Birileri şöyle de sorabilir. Alman mahkemelerinin sizin için hazırladığı iddianamede Öcalan'ın sözleri yer alıyor. Öcalan'ın gerçek savunması, yani sorguculara verdiği savunması size karşı kullanıldı mı? Niye bu kadar zahmet ediyorsunuz ki? O savunmayı, onun sorguculara verdiği savunmayı kitap halinde yayınlayın ve gerçekler büyük oranda aydınlansın. Bunu neden yapmıyorsunuz?
Tabi sorun sadece benimle ilgili söyledikleri değil. Sanıyorum yirmi yoldaşı için suçlamalarda bulunuyor. Belki de en masumu benim için yaptığı suçlamadır. Ömrünü savaşta vermiş, kendisiyle bu kadar yıl yoldaşlık yapmış arkadaşları için söyledikleri Miloseviç'ten daha ağır, uluslar arası mahkemelerde yargılanma gerektiren olaylar. Ve kendisini bu olayların dışında tutarak, kendisini sıyırarak, aklamaya çalışarak bunları söylüyor. Benim için geçmişte İngiliz ajanı da dedi, Almanlarla işbirliği yapıyor da dedi, Mandela olmaya çalışıyor dedi, Avrupa onu benim yerime koyacak gibi mantığın kabul etmediği şeyler söyledi. Ne ben o konumdayım, ne öyle bir şeye niyetim var, ne de batılılar hiçbir gün bana ya da başka bir arkadaşa öyle yaklaşmadılar. Çünkü biz zaten Öcalan'ı Öcalan'dan daha fazla savunuyorduk. Ve politik etkinliği bir yana bırakılım, adamlar bizdeki bu çaresizliği, bu zavallılığı, onun gölgesinden çıkmamak için elimizden geleni yaptığımızı biliyorlardı. Öcalan'ın sorguculara verdiği savunmaları herhalde pek çok yerde zaten yayınlanmış. Fakat bir de bizim yaşadıklarımız var. Yani onun söyledikleri kitap olarak basılabilir, tam olarak varsa bunu herhangi biri de yapabilir. Fakat bizim de her döneme ışık tutma gibi bir sorumluluğumuz var. Hem bu halka karşı bir özeleştiri borcumuz var, çünkü suç ortaklıklarımız var. Eğer bu kadar olumsuz şey söylüyorsak, biz de bu olumsuz şeylerin uygulayıcılarıydık. Bir yönetim düzeyinde uygulayıcılarıydık. Bu nedenle bizlerin de değerlendirme yapması gerekiyor. Kendi bakış açımızla olaylara yaklaşmamız gerekiyor.

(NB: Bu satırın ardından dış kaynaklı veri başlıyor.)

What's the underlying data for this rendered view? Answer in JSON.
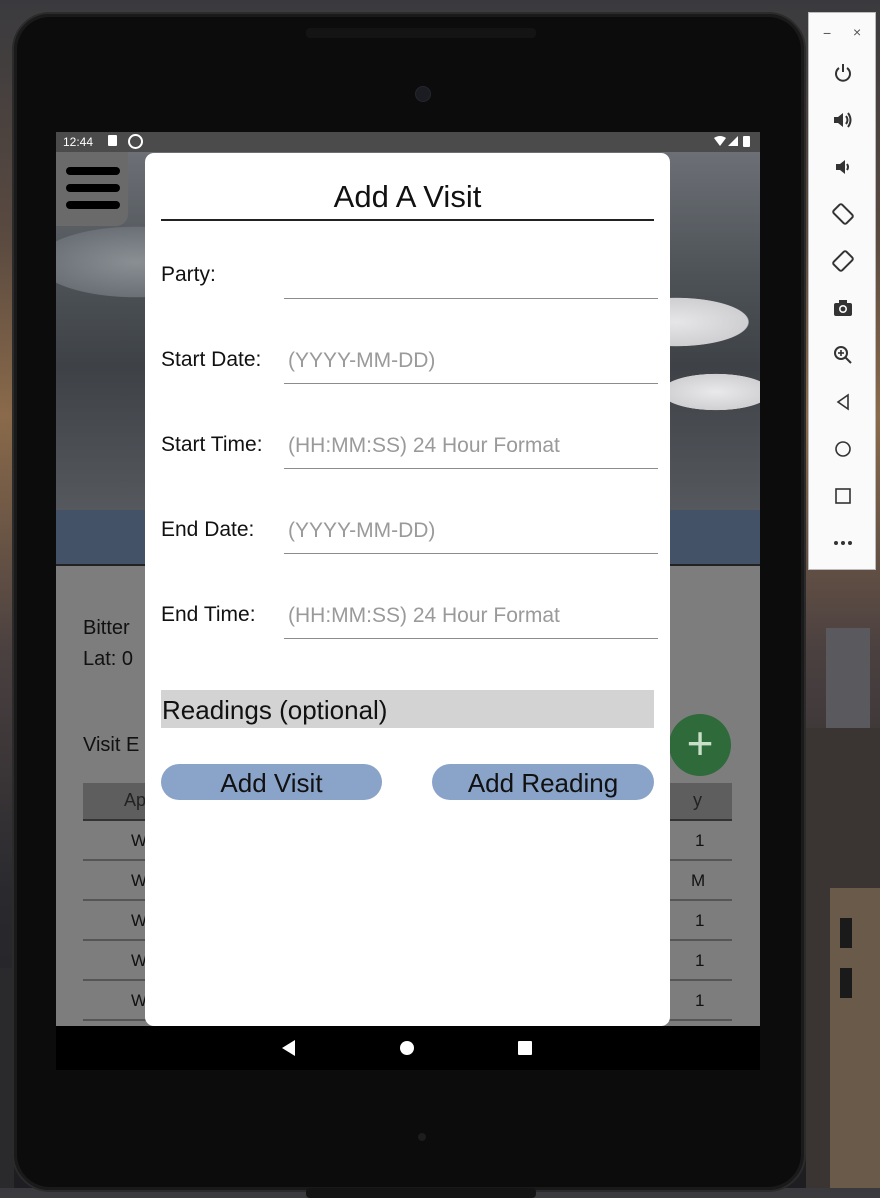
{
  "statusbar": {
    "time": "12:44"
  },
  "background": {
    "location_line1": "Bitter",
    "location_line2": "Lat: 0",
    "visits_label": "Visit E",
    "table_header_left": "Ap",
    "table_header_right": "y",
    "rows": [
      {
        "left": "W",
        "right": "1"
      },
      {
        "left": "W",
        "right": "M"
      },
      {
        "left": "W",
        "right": "1"
      },
      {
        "left": "W",
        "right": "1"
      },
      {
        "left": "W",
        "right": "1"
      }
    ],
    "fab_label": "+"
  },
  "dialog": {
    "title": "Add A Visit",
    "fields": {
      "party": {
        "label": "Party:",
        "value": "",
        "placeholder": ""
      },
      "start_date": {
        "label": "Start Date:",
        "value": "",
        "placeholder": "(YYYY-MM-DD)"
      },
      "start_time": {
        "label": "Start Time:",
        "value": "",
        "placeholder": "(HH:MM:SS) 24 Hour Format"
      },
      "end_date": {
        "label": "End Date:",
        "value": "",
        "placeholder": "(YYYY-MM-DD)"
      },
      "end_time": {
        "label": "End Time:",
        "value": "",
        "placeholder": "(HH:MM:SS) 24 Hour Format"
      }
    },
    "readings_header": "Readings (optional)",
    "add_visit_label": "Add Visit",
    "add_reading_label": "Add Reading"
  },
  "emulator_toolbar": {
    "minimize": "−",
    "close": "×",
    "icons": [
      "power-icon",
      "volume-up-icon",
      "volume-down-icon",
      "rotate-left-icon",
      "rotate-right-icon",
      "camera-icon",
      "zoom-icon",
      "back-icon",
      "home-icon",
      "overview-icon",
      "more-icon"
    ]
  },
  "colors": {
    "dialog_button": "#8aa3c8",
    "readings_bg": "#d3d3d3",
    "fab": "#2e6a3a"
  }
}
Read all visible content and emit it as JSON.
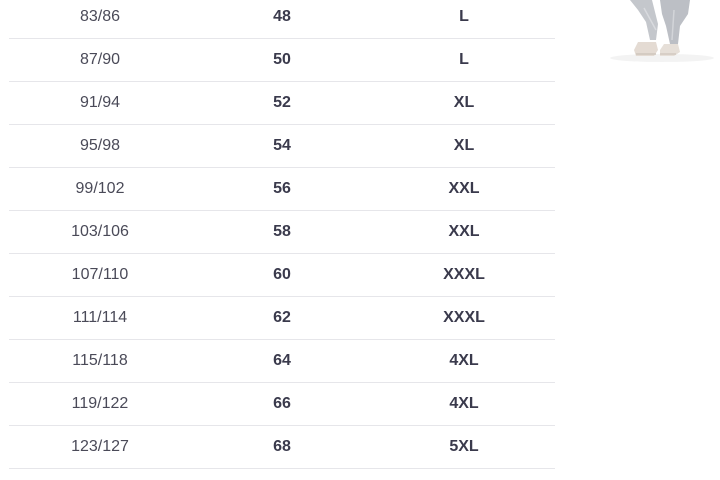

Bir de yaşadıklarımızı halka paylaşma gibi bir görevimiz var. Bunları tarihe not etmemiz gerekiyor.
Şu cok soruldu. Bir yalnızlık durumu vardı. Öcalan'ın konuşmalarından, tavır ve davranışlarından hissedilen büyük bir yalnızlık duygusu içinde olduğuydu. Gerçekten yalnız mıydı? Herkesin hissettiği bir şey, ama zaten o bunu hep vurguluyordu. Sürekli yalnız olduğunu söylüyordu. Eğer yoldaşlarıyla, halkıyla paylaşmayı bilseydi, aslında yalnız değildi. Fakat paylaşmadığı için yalnızlaştı. Kendi ruh hali ile yoğunlaşıyor, bu ruh halinin yoğunlaşmalarını yansıtıyor ve onların uygulanmasını istiyordu. Onun ruh halinden yansıyanların uygulanması da herhalde o kadar kolay değildi. Yani onun ruh halinden yansıyanlar gerçek yaşamla, gerçek siyasetle, gerçek örgütle, gerçek pratikle bağdaşmıyordu. Uygulayıcılar bu konuda her zaman zorlanıyordu. Zorlananlar da ya eleştiriliyordu, ya bir özeleştiri sürecine tabi tutuluyordu, ya da görevden alınıyordu ve başarısızlıkla suçlanıyordu. Aslında, ben yalnız olduğu düşüncesine katılıyorum. Yani o ruh halini yaşıyor olabilir. Bu bir abartma değil. Fakat bu yalnızlığın nedeni, çevresi onu yalnız bıraktığı için de değil. O kendisini yalnızlaştırıyordu. Çevresiyle hiçbir şeyi görüşmüyordu, sadece işine geleni görüşüyordu. İşine geldiği kadar görüşüyordu. Yani dünya alemin bildiği, bütün mekanizmalarıyla işleyen bir örgüt, onun yönetim tarzı sonucu bu hale geldi.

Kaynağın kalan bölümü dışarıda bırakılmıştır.